Young Woman with Breast Cancer Finds Dream Team

A young woman in her prime, with a full life and meaningful career, does not expect a cancer diagnosis. But that is what happened to 34-year-old Erin, who received the news when she was in Paris with her mother and sister, on a long-awaited trip to celebrate Mother’s Day.

Before she left, she had felt a lump in her right breast, and underwent several screening tests. When her doctor called her in Paris to say she had breast cancer, he referred her to the Program for Young Women with Breast Cancer at the Susan F. Smith Center for Women’s Cancers at Dana-Farber.

Here, Erin started treatment with what she calls her “dream team,” tapping the latest research and a full circle of care and support.

Mehra Golshan, MD, FACS, director of Breast Surgical Services at the Susan F. Smith Center, recommended a lumpectomy in the AMIGO suite (Advanced Multimodality Image-Guided Operating Suite) at Brigham and Women’s Hospital, Dana-Farber’s partner in care.

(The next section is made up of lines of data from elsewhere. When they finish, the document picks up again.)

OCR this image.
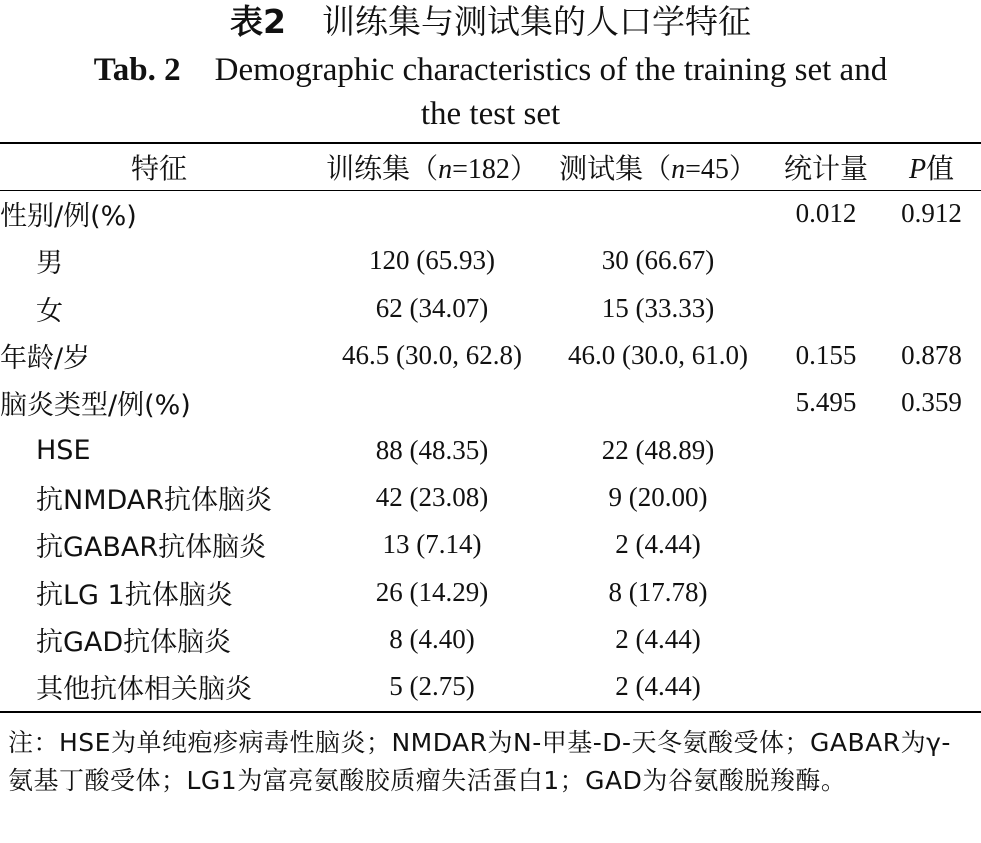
表2 训练集与测试集的人口学特征
Tab. 2 Demographic characteristics of the training set and
the test set
特征	训练集（n=182）	测试集（n=45）	统计量	P值
性别/例(%)			0.012	0.912
男	120 (65.93)	30 (66.67)		
女	62 (34.07)	15 (33.33)		
年龄/岁	46.5 (30.0, 62.8)	46.0 (30.0, 61.0)	0.155	0.878
脑炎类型/例(%)			5.495	0.359
HSE	88 (48.35)	22 (48.89)		
抗NMDAR抗体脑炎	42 (23.08)	9 (20.00)		
抗GABAR抗体脑炎	13 (7.14)	2 (4.44)		
抗LG 1抗体脑炎	26 (14.29)	8 (17.78)		
抗GAD抗体脑炎	8 (4.40)	2 (4.44)		
其他抗体相关脑炎	5 (2.75)	2 (4.44)		
注：HSE为单纯疱疹病毒性脑炎；NMDAR为N-甲基-D-天冬氨酸受体；GABAR为γ-氨基丁酸受体；LG1为富亮氨酸胶质瘤失活蛋白1；GAD为谷氨酸脱羧酶。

Erin was part of a phase I study, led by Golshan. The study is the first of its kind to look at the role of intraoperative MRI in evaluating margins in real-time.

Following her surgery, with clear margins and no cancer in her lymph nodes, Erin’s medical oncologist Harold Burstein, MD, PhD ordered an OncoType DX assay on her tumor. This test, which scores the likelihood of recurrence, showed she would not need chemotherapy.

But since her cancer was estrogen-positive she would take tamoxifen, an estrogen-suppressing pill, for at least five years. During this time pregnancy is not recommended, so she underwent an egg retrieval so she could freeze her eggs for the future.

Next, with radiation oncologist Julia Wong, MD, Erin received four weeks of daily whole breast radiation and two weeks of targeted radiation to the surgery site.

Today, she has returned to her job in a public health consulting firm in Boston, where she worked throughout treatment.

“Erin is a remarkable young woman with a very bright future ahead of her,” says Golshan. “We’re hopeful this will be a distant chapter for her, and that we will continue to see her in good health.”